Keep the Car Running: Serving as Writer-Director Edgar Wright’s first feature film since The Cornetto Trilogy wrapped up with The World’s End in 2013, Baby Driver comes screeching into theaters at the behest of what are sure to be wildly high-set expectations. The English filmmaker has long been a cult favorite among genre enthusiasts and cinephiles in general, thanks in no small part to such masterful early 20th century opuses as Shaun of the Dead and Hot Fuzz. Ever since his original comedy series Spaced initially premiered on Channel 4 in the UK in 1999, fans of Wright’s sharply edited and wickedly sophomoric skewerings of pop culture commodities and the people who lap them up has proven to be the real revelation of a century peppered by lesser American made comedies.

In Baby Driver, Wright delivers in every way that fans have come to expect, while simultaneously managing to offer something that at first appears to come out of left field. Abandoning his usual stable of players originally curated for Spaced in favor of a bullpen full of handpicked Hollywood talent, Baby Driver roars out of the gate with a wholly different engine under its hood.
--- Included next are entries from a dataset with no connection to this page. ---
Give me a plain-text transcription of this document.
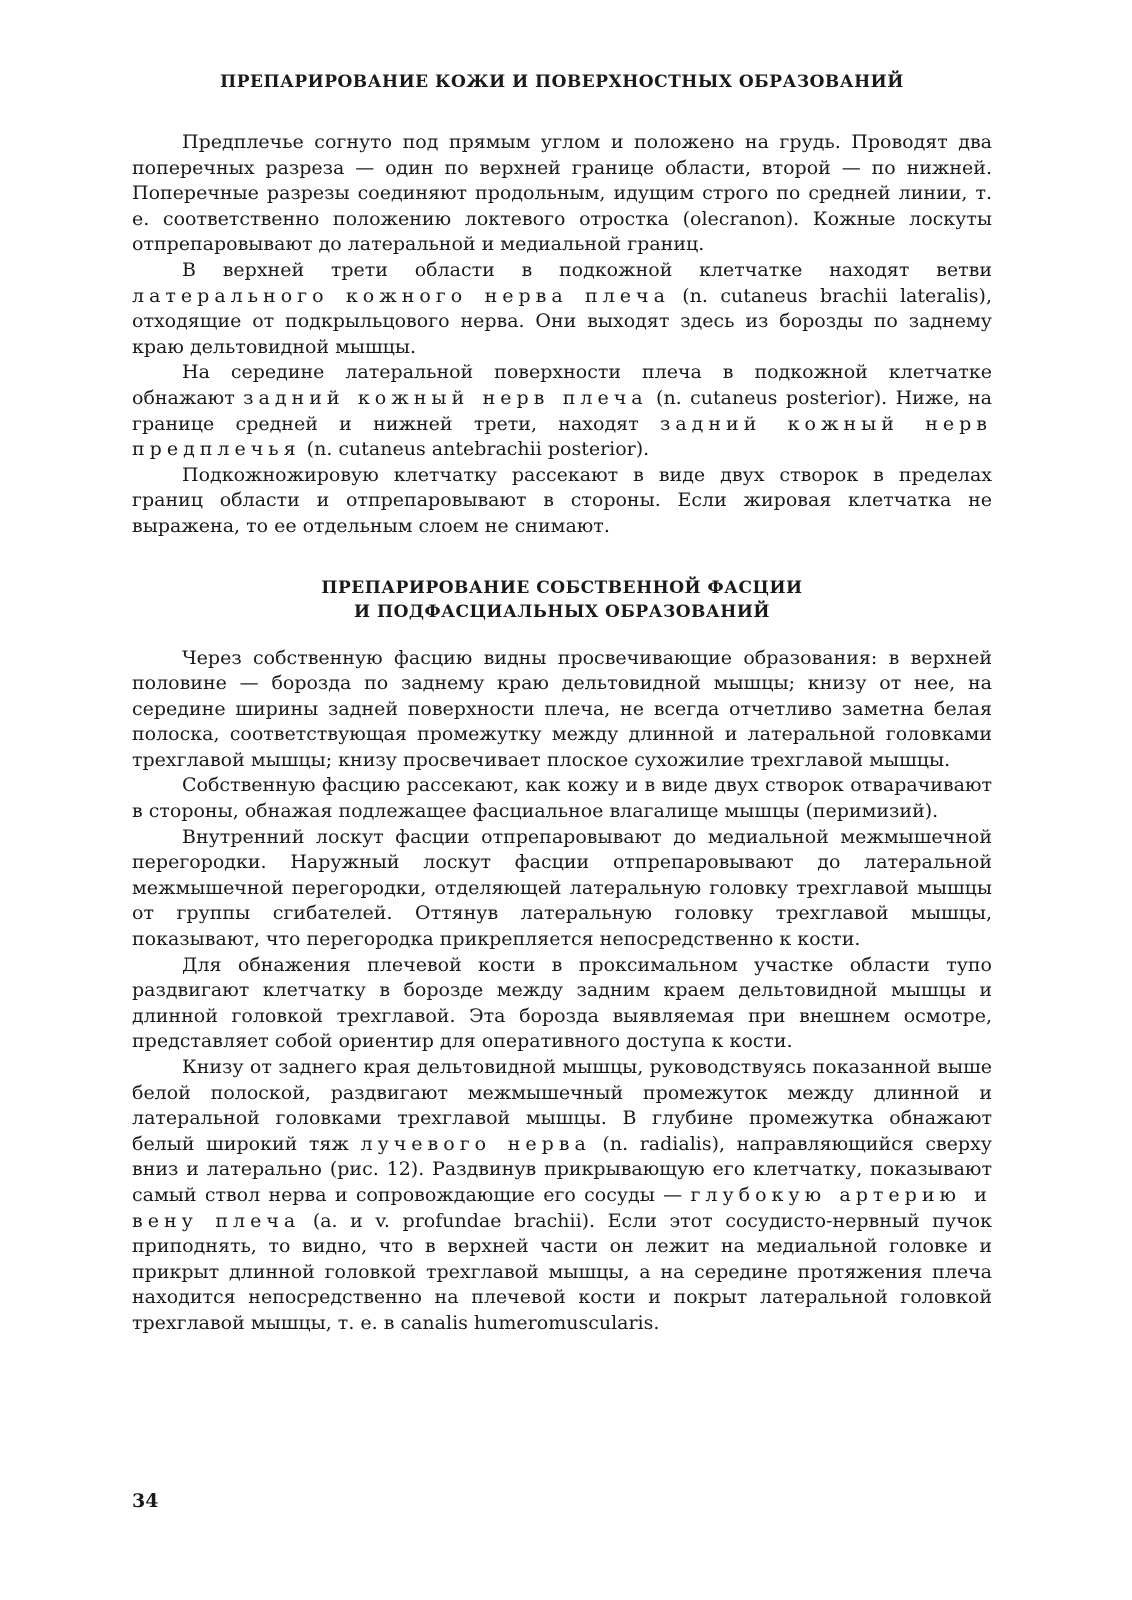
ПРЕПАРИРОВАНИЕ КОЖИ И ПОВЕРХНОСТНЫХ ОБРАЗОВАНИЙ

Предплечье согнуто под прямым углом и положено на грудь. Проводят два поперечных разреза — один по верхней границе области, второй — по нижней. Поперечные разрезы соединяют продольным, идущим строго по средней линии, т. е. соответственно положению локтевого отростка (olecranon). Кожные лоскуты отпрепаровывают до латеральной и медиальной границ.

В верхней трети области в подкожной клетчатке находят ветви латерального кожного нерва плеча (n. cutaneus brachii lateralis), отходящие от подкрыльцового нерва. Они выходят здесь из борозды по заднему краю дельтовидной мышцы.

На середине латеральной поверхности плеча в подкожной клетчатке обнажают задний кожный нерв плеча (n. cutaneus posterior). Ниже, на границе средней и нижней трети, находят задний кожный нерв предплечья (n. cutaneus antebrachii posterior).

Подкожножировую клетчатку рассекают в виде двух створок в пределах границ области и отпрепаровывают в стороны. Если жировая клетчатка не выражена, то ее отдельным слоем не снимают.

ПРЕПАРИРОВАНИЕ СОБСТВЕННОЙ ФАСЦИИ
И ПОДФАСЦИАЛЬНЫХ ОБРАЗОВАНИЙ

Через собственную фасцию видны просвечивающие образования: в верхней половине — борозда по заднему краю дельтовидной мышцы; книзу от нее, на середине ширины задней поверхности плеча, не всегда отчетливо заметна белая полоска, соответствующая промежутку между длинной и латеральной головками трехглавой мышцы; книзу просвечивает плоское сухожилие трехглавой мышцы.

Собственную фасцию рассекают, как кожу и в виде двух створок отварачивают в стороны, обнажая подлежащее фасциальное влагалище мышцы (перимизий).

Внутренний лоскут фасции отпрепаровывают до медиальной межмышечной перегородки. Наружный лоскут фасции отпрепаровывают до латеральной межмышечной перегородки, отделяющей латеральную головку трехглавой мышцы от группы сгибателей. Оттянув латеральную головку трехглавой мышцы, показывают, что перегородка прикрепляется непосредственно к кости.

Для обнажения плечевой кости в проксимальном участке области тупо раздвигают клетчатку в борозде между задним краем дельтовидной мышцы и длинной головкой трехглавой. Эта борозда выявляемая при внешнем осмотре, представляет собой ориентир для оперативного доступа к кости.

Книзу от заднего края дельтовидной мышцы, руководствуясь показанной выше белой полоской, раздвигают межмышечный промежуток между длинной и латеральной головками трехглавой мышцы. В глубине промежутка обнажают белый широкий тяж лучевого нерва (n. radialis), направляющийся сверху вниз и латерально (рис. 12). Раздвинув прикрывающую его клетчатку, показывают самый ствол нерва и сопровождающие его сосуды — глубокую артерию и вену плеча (a. и v. profundae brachii). Если этот сосудисто-нервный пучок приподнять, то видно, что в верхней части он лежит на медиальной головке и прикрыт длинной головкой трехглавой мышцы, а на середине протяжения плеча находится непосредственно на плечевой кости и покрыт латеральной головкой трехглавой мышцы, т. е. в canalis humeromuscularis.

34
Stand out performances from Jamie Foxx and Jon Hamm slightly alter the general proceedings in a motion picture that should appeal more immediately to American audiences than any of Wright’s past efforts. Nevertheless, Wright’s penchant for snidely referencing film history persists in Baby Driver, with brief cameo appearances from singer-songwriter and actor Paul Williams and acclaimed filmmaker Walter Hill that steep the film in an unparalleled cinematic literacy.
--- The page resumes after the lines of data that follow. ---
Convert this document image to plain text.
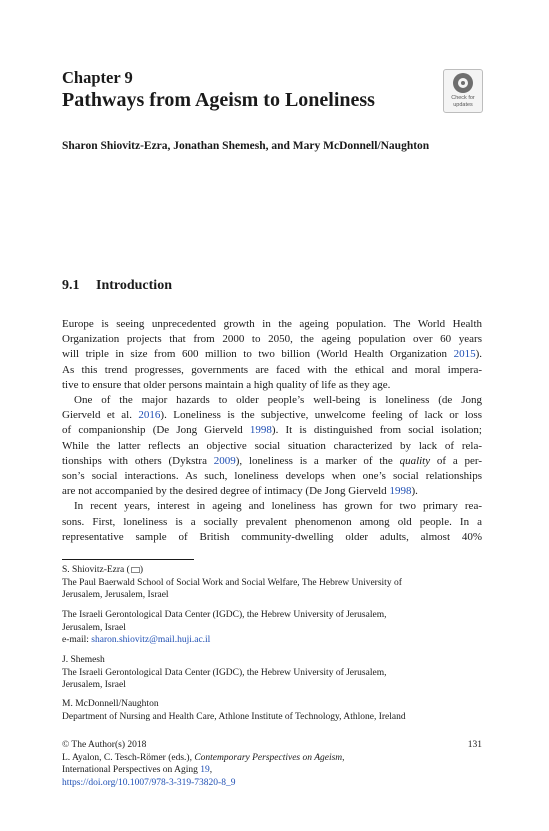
Chapter 9
Pathways from Ageism to Loneliness	Check for
updates
Sharon Shiovitz-Ezra, Jonathan Shemesh, and Mary McDonnell/Naughton
9.1 Introduction

Europe is seeing unprecedented growth in the ageing population. The World Health

Organization projects that from 2000 to 2050, the ageing population over 60 years

will triple in size from 600 million to two billion (World Health Organization 2015).

As this trend progresses, governments are faced with the ethical and moral impera-

tive to ensure that older persons maintain a high quality of life as they age.

One of the major hazards to older people’s well-being is loneliness (de Jong

Gierveld et al. 2016). Loneliness is the subjective, unwelcome feeling of lack or loss

of companionship (De Jong Gierveld 1998). It is distinguished from social isolation;

While the latter reflects an objective social situation characterized by lack of rela-

tionships with others (Dykstra 2009), loneliness is a marker of the quality of a per-

son’s social interactions. As such, loneliness develops when one’s social relationships

are not accompanied by the desired degree of intimacy (De Jong Gierveld 1998).

In recent years, interest in ageing and loneliness has grown for two primary rea-

sons. First, loneliness is a socially prevalent phenomenon among old people. In a

representative sample of British community-dwelling older adults, almost 40%

S. Shiovitz-Ezra ( )
The Paul Baerwald School of Social Work and Social Welfare, The Hebrew University of
Jerusalem, Jerusalem, Israel
The Israeli Gerontological Data Center (IGDC), the Hebrew University of Jerusalem,
Jerusalem, Israel
e-mail: sharon.shiovitz@mail.huji.ac.il
J. Shemesh
The Israeli Gerontological Data Center (IGDC), the Hebrew University of Jerusalem,
Jerusalem, Israel
M. McDonnell/Naughton
Department of Nursing and Health Care, Athlone Institute of Technology, Athlone, Ireland
131
© The Author(s) 2018
L. Ayalon, C. Tesch-Römer (eds.), Contemporary Perspectives on Ageism,
International Perspectives on Aging 19,
https://doi.org/10.1007/978-3-319-73820-8_9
Revving the Engine: As the film’s central protagonist and eponymous star, Ansel Elgort serves as the driver of the feel good hit of the summer. Elgort paces the screen in Baby Driver in a nondescript manner that serves to echo the illusive nature of his day job, thus lending most of the screen to the action, subterfuge, and mayhem that surrounds him. While his character’s motivations are never entirely explored beyond a routine backstory established via a series of flashbacks, his steely resolve behind the wheel makes his journey one worth riding shotgun for.

As the engine of any one of his chosen getaway vehicles revs its engine with a recurrent sonorous roar, Elgort plays the entire situation off like a layman forced to contend with a series of progressively dire stakes. Even if some Wright fans might miss the witty banter previously established between Simon Pegg and Nick Frost in the director’s most iconic work to date, Elgort and company prove for another entirely thrilling ensemble cast that perform well under Wright’s pell-mell visual athleticism.
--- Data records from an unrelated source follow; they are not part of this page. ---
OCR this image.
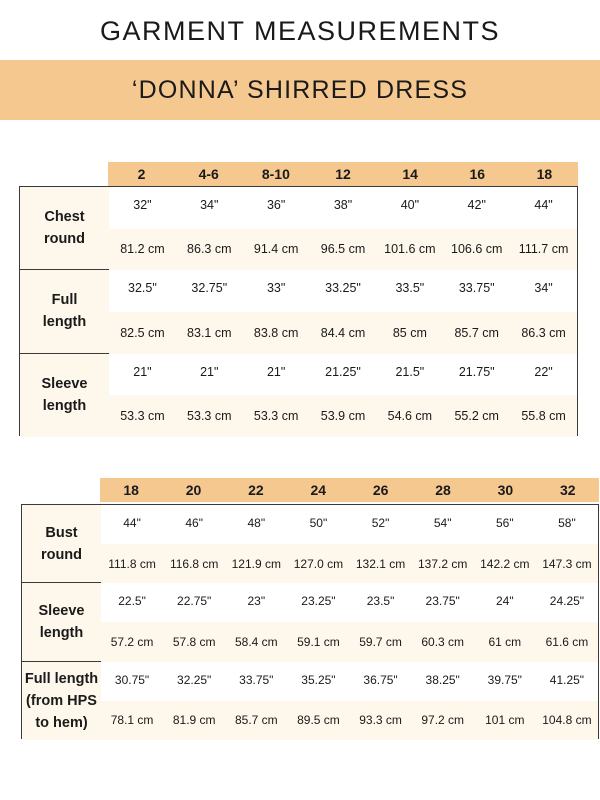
GARMENT MEASUREMENTS
‘DONNA’ SHIRRED DRESS
2	4-6	8-10	12	14	16	18
Chest
round
32"	34"	36"	38"	40"	42"	44"
81.2 cm	86.3 cm	91.4 cm	96.5 cm	101.6 cm	106.6 cm	111.7 cm
Full
length
32.5"	32.75"	33"	33.25"	33.5"	33.75"	34"
82.5 cm	83.1 cm	83.8 cm	84.4 cm	85 cm	85.7 cm	86.3 cm
Sleeve
length
21"	21"	21"	21.25"	21.5"	21.75"	22"
53.3 cm	53.3 cm	53.3 cm	53.9 cm	54.6 cm	55.2 cm	55.8 cm
18	20	22	24	26	28	30	32
Bust
round
44"	46"	48"	50"	52"	54"	56"	58"
111.8 cm	116.8 cm	121.9 cm	127.0 cm	132.1 cm	137.2 cm	142.2 cm	147.3 cm
Sleeve
length
22.5"	22.75"	23"	23.25"	23.5"	23.75"	24"	24.25"
57.2 cm	57.8 cm	58.4 cm	59.1 cm	59.7 cm	60.3 cm	61 cm	61.6 cm
Full length
(from HPS
to hem)
30.75"	32.25"	33.75"	35.25"	36.75"	38.25"	39.75"	41.25"
78.1 cm	81.9 cm	85.7 cm	89.5 cm	93.3 cm	97.2 cm	101 cm	104.8 cm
Shifting Gears: Baby Driver is sure to earn praise from Wright’s most devoted acolytes, and it’s abundantly easy to see why. His latest motion picture is a downright fun action-comedy that doubles down on both fast-paced choreography and sardonic repartee. In much the same way that Wright previously delivered an unconventional comic book adaptation in the form of Scott Pilgrim vs. the WorldBaby Driver samples a variety of American tropes and character archetypes and repackages them in unfamiliar wrapping.

Wright never shies away from pushing the boundaries of what is a fairly straight forward narrative, and in many of the best creative moments in Baby Driver make the film truly shine as one of the best theatrical releases from the past couple of years. Baby Driver uproariously upends expectations while delivering a tightly-constructed moviegoing experience that immediately begs to seen again and again. Rather than laying out all of his cards in one go, Wright playfully spins his latest motion picture into an immediately pleasing puzzle box full of wonders that couldn’t possibly be catalogued after just one viewing.

Overall: Baby Driver is sure to please fans of Edgar Wright’s past work behind the camera, and masterfully moves the acclaimed filmmaker outside the territory previously explored in his much beloved Cornetto Trilogy.